A common mistake occurs when developers try to force-fit attributes that don't apply to every subtype into the base class. Let's look at the "Interest Rate" trap:

// ❌ BAD PRACTICE: Putting specific attributes in the base trait
sealed trait Account {
  def accountId: String
  def balance: BigDecimal
  def interestRate: BigDecimal // This assumes ALL accounts have interest
}

final case class Savings(accountId: String, balance: BigDecimal, interestRate: BigDecimal) extends Account
final case class Checking(accountId: String, balance: BigDecimal, interestRate: BigDecimal) extends Account // Awkward!

The Breakdown: Now, Account mandates that an interest rate exists for every account. This is factually untrue for many Checking or LoanAccount types. Developers often end up "hacking" this by setting interestRate = 0, which is a sign of poor modeling and low ontological stability.

The "Good" Way: Decoupled Capabilities

In a stable banking ontology, interest rates should exist at the Product or Capability level, not in the base Account class. Here are two superior approaches:

Option A: Modular Capabilities (Traits/Mixins)

Only apply the "Interest" capability to accounts that actually support it.

sealed trait Account {
  def accountId: String
  def balance: BigDecimal
}

trait InterestBearing {
  def interestRate: BigDecimal
}

final case class Savings(accountId: String, balance: BigDecimal, interestRate: BigDecimal)
  extends Account with InterestBearing

final case class Checking(accountId: String, balance: BigDecimal) 
  extends Account

Option B: Product-Based Modeling (Composition)
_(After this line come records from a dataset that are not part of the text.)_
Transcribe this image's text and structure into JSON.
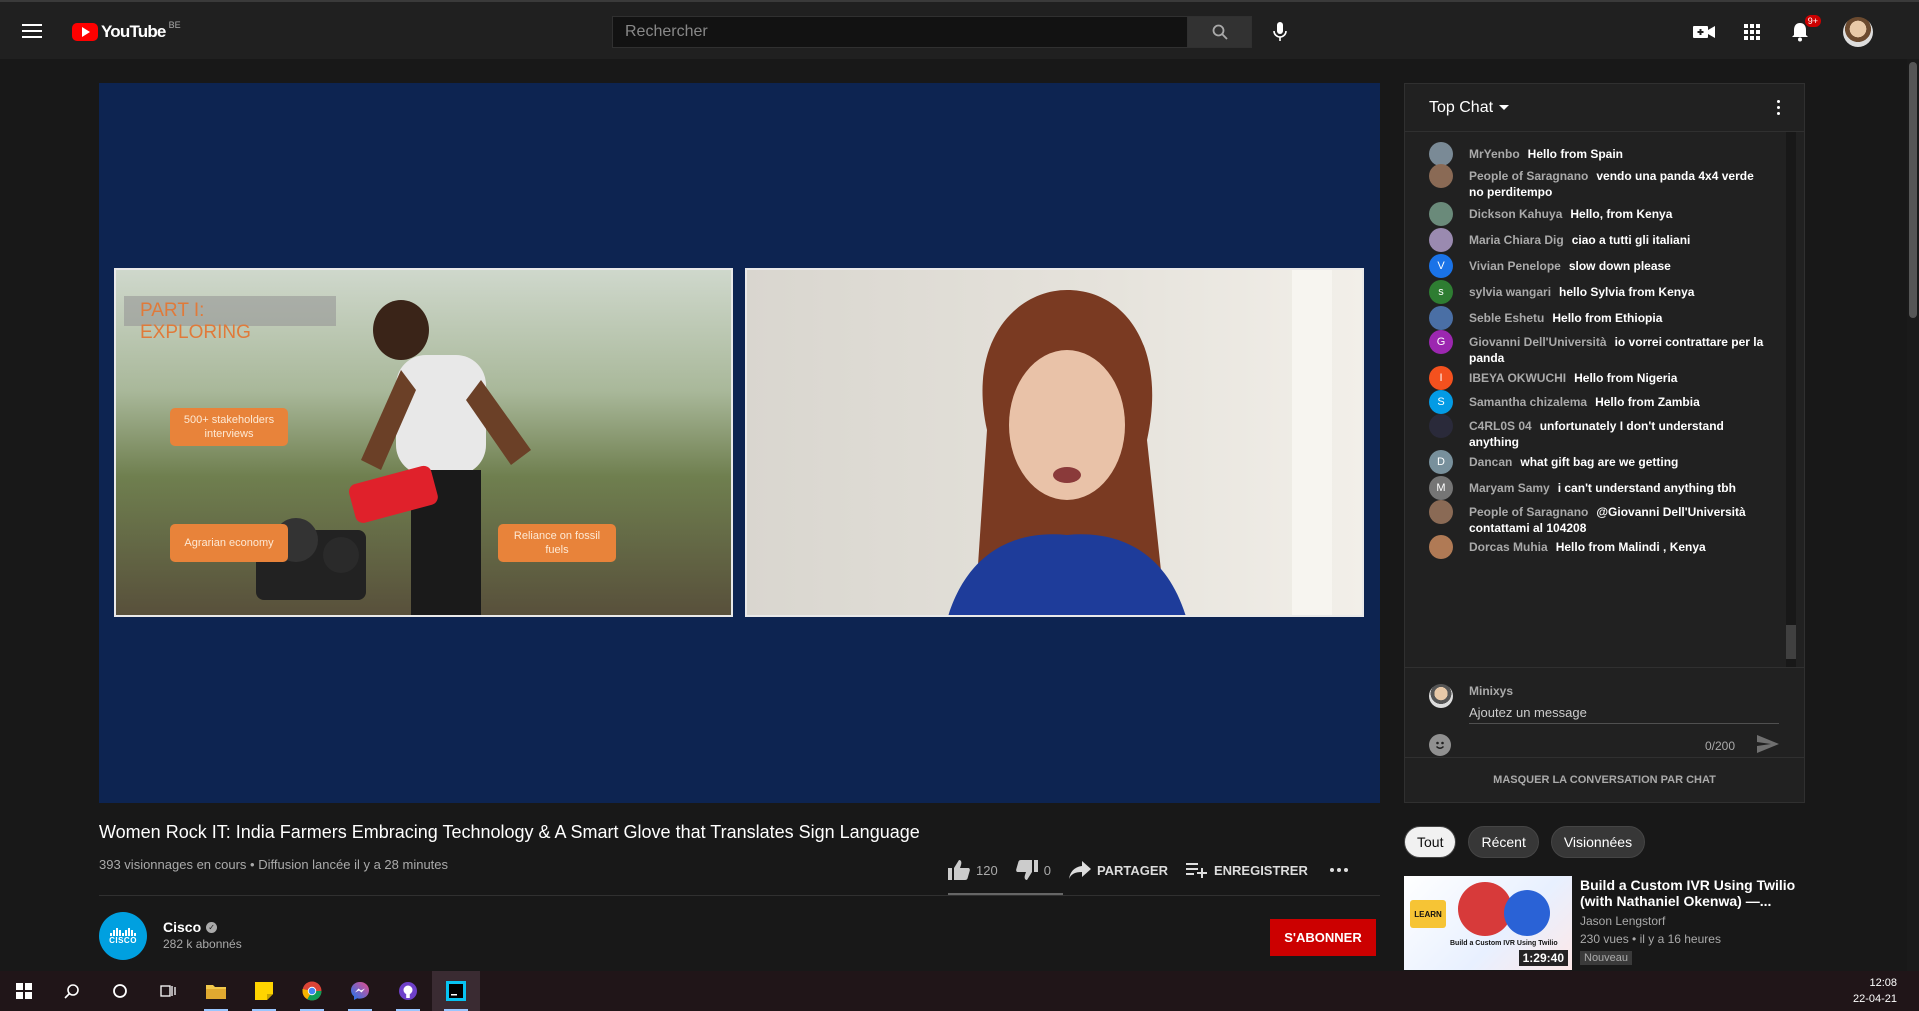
{
  "header": {
    "logo_text": "YouTube",
    "country_code": "BE",
    "search_placeholder": "Rechercher",
    "notification_count": "9+"
  },
  "player": {
    "slide_title": "PART I: EXPLORING",
    "slide_boxes": [
      "500+ stakeholders interviews",
      "Agrarian economy",
      "Reliance on fossil fuels"
    ]
  },
  "video": {
    "title": "Women Rock IT: India Farmers Embracing Technology & A Smart Glove that Translates Sign Language",
    "meta": "393 visionnages en cours • Diffusion lancée il y a 28 minutes",
    "likes": "120",
    "dislikes": "0",
    "share_label": "PARTAGER",
    "save_label": "ENREGISTRER"
  },
  "channel": {
    "name": "Cisco",
    "logo_text": "CISCO",
    "subscribers": "282 k abonnés",
    "subscribe_label": "S'ABONNER"
  },
  "chat": {
    "header": "Top Chat",
    "messages": [
      {
        "author": "MrYenbo",
        "text": "Hello from Spain",
        "avatar_letter": "",
        "avatar_color": "#7a8a96"
      },
      {
        "author": "People of Saragnano",
        "text": "vendo una panda 4x4 verde no perditempo",
        "avatar_letter": "",
        "avatar_color": "#8a6a55"
      },
      {
        "author": "Dickson Kahuya",
        "text": "Hello, from Kenya",
        "avatar_letter": "",
        "avatar_color": "#6a8a7a"
      },
      {
        "author": "Maria Chiara Dig",
        "text": "ciao a tutti gli italiani",
        "avatar_letter": "",
        "avatar_color": "#9a8ab0"
      },
      {
        "author": "Vivian Penelope",
        "text": "slow down please",
        "avatar_letter": "V",
        "avatar_color": "#1a73e8"
      },
      {
        "author": "sylvia wangari",
        "text": "hello Sylvia from Kenya",
        "avatar_letter": "s",
        "avatar_color": "#2e7d32"
      },
      {
        "author": "Seble Eshetu",
        "text": "Hello from Ethiopia",
        "avatar_letter": "",
        "avatar_color": "#4a6fa5"
      },
      {
        "author": "Giovanni Dell'Università",
        "text": "io vorrei contrattare per la panda",
        "avatar_letter": "G",
        "avatar_color": "#9c27b0"
      },
      {
        "author": "IBEYA OKWUCHI",
        "text": "Hello from Nigeria",
        "avatar_letter": "I",
        "avatar_color": "#f4511e"
      },
      {
        "author": "Samantha chizalema",
        "text": "Hello from Zambia",
        "avatar_letter": "S",
        "avatar_color": "#039be5"
      },
      {
        "author": "C4RL0S 04",
        "text": "unfortunately I don't understand anything",
        "avatar_letter": "",
        "avatar_color": "#2a2a3a"
      },
      {
        "author": "Dancan",
        "text": "what gift bag are we getting",
        "avatar_letter": "D",
        "avatar_color": "#78909c"
      },
      {
        "author": "Maryam Samy",
        "text": "i can't understand anything tbh",
        "avatar_letter": "M",
        "avatar_color": "#757575"
      },
      {
        "author": "People of Saragnano",
        "text": "@Giovanni Dell'Università contattami al 104208",
        "avatar_letter": "",
        "avatar_color": "#8a6a55"
      },
      {
        "author": "Dorcas Muhia",
        "text": "Hello from Malindi , Kenya",
        "avatar_letter": "",
        "avatar_color": "#b07a55"
      }
    ],
    "current_user": "Minixys",
    "input_placeholder": "Ajoutez un message",
    "char_counter": "0/200",
    "hide_label": "MASQUER LA CONVERSATION PAR CHAT"
  },
  "filters": {
    "chips": [
      "Tout",
      "Récent",
      "Visionnées"
    ]
  },
  "recommendation": {
    "title": "Build a Custom IVR Using Twilio (with Nathaniel Okenwa) —...",
    "author": "Jason Lengstorf",
    "stats": "230 vues • il y a 16 heures",
    "badge": "Nouveau",
    "duration": "1:29:40",
    "thumb_badge": "LEARN",
    "thumb_caption": "Build a Custom IVR Using Twilio"
  },
  "taskbar": {
    "time": "12:08",
    "date": "22-04-21"
  },
  "colors": {
    "brand_red": "#ff0000",
    "subscribe_red": "#cc0000",
    "player_bg": "#0d2451",
    "slide_orange": "#e8833a"
  }
}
Link the account to a "Product" definition that holds the variable rules.

final case class Product(id: String, interestRate: BigDecimal)

final case class Savings(accountId: String, balance: BigDecimal, product: Product) 
  extends Account

Core Takeaway

Ontological Stability is the ultimate litmus test for inheritance.

Never put an attribute in a base class just because "most" children use it. Only put it there if it defines the very essence of the parent. If a concept like "Interest Rate" is variable, treat it as a modular capability or an external product rule. This keeps your hierarchy stable and your code resilient to change.

Summary

The decision to use inheritance should not be based on a desire to "save code" or "reuse functions." It should be based on the stability of the relationship.

• Use Inheritance when the relationship between the parent and child is an immutable truth within your domain (High Ontological Stability).
• Use Composition when the relationship is based on shared features or behaviors that might change or don't apply to every potential subclass (Low Ontological Stability).

If you build your hierarchy on a foundation that isn't ontologically stable, your code will eventually collapse under the weight of its own assumptions.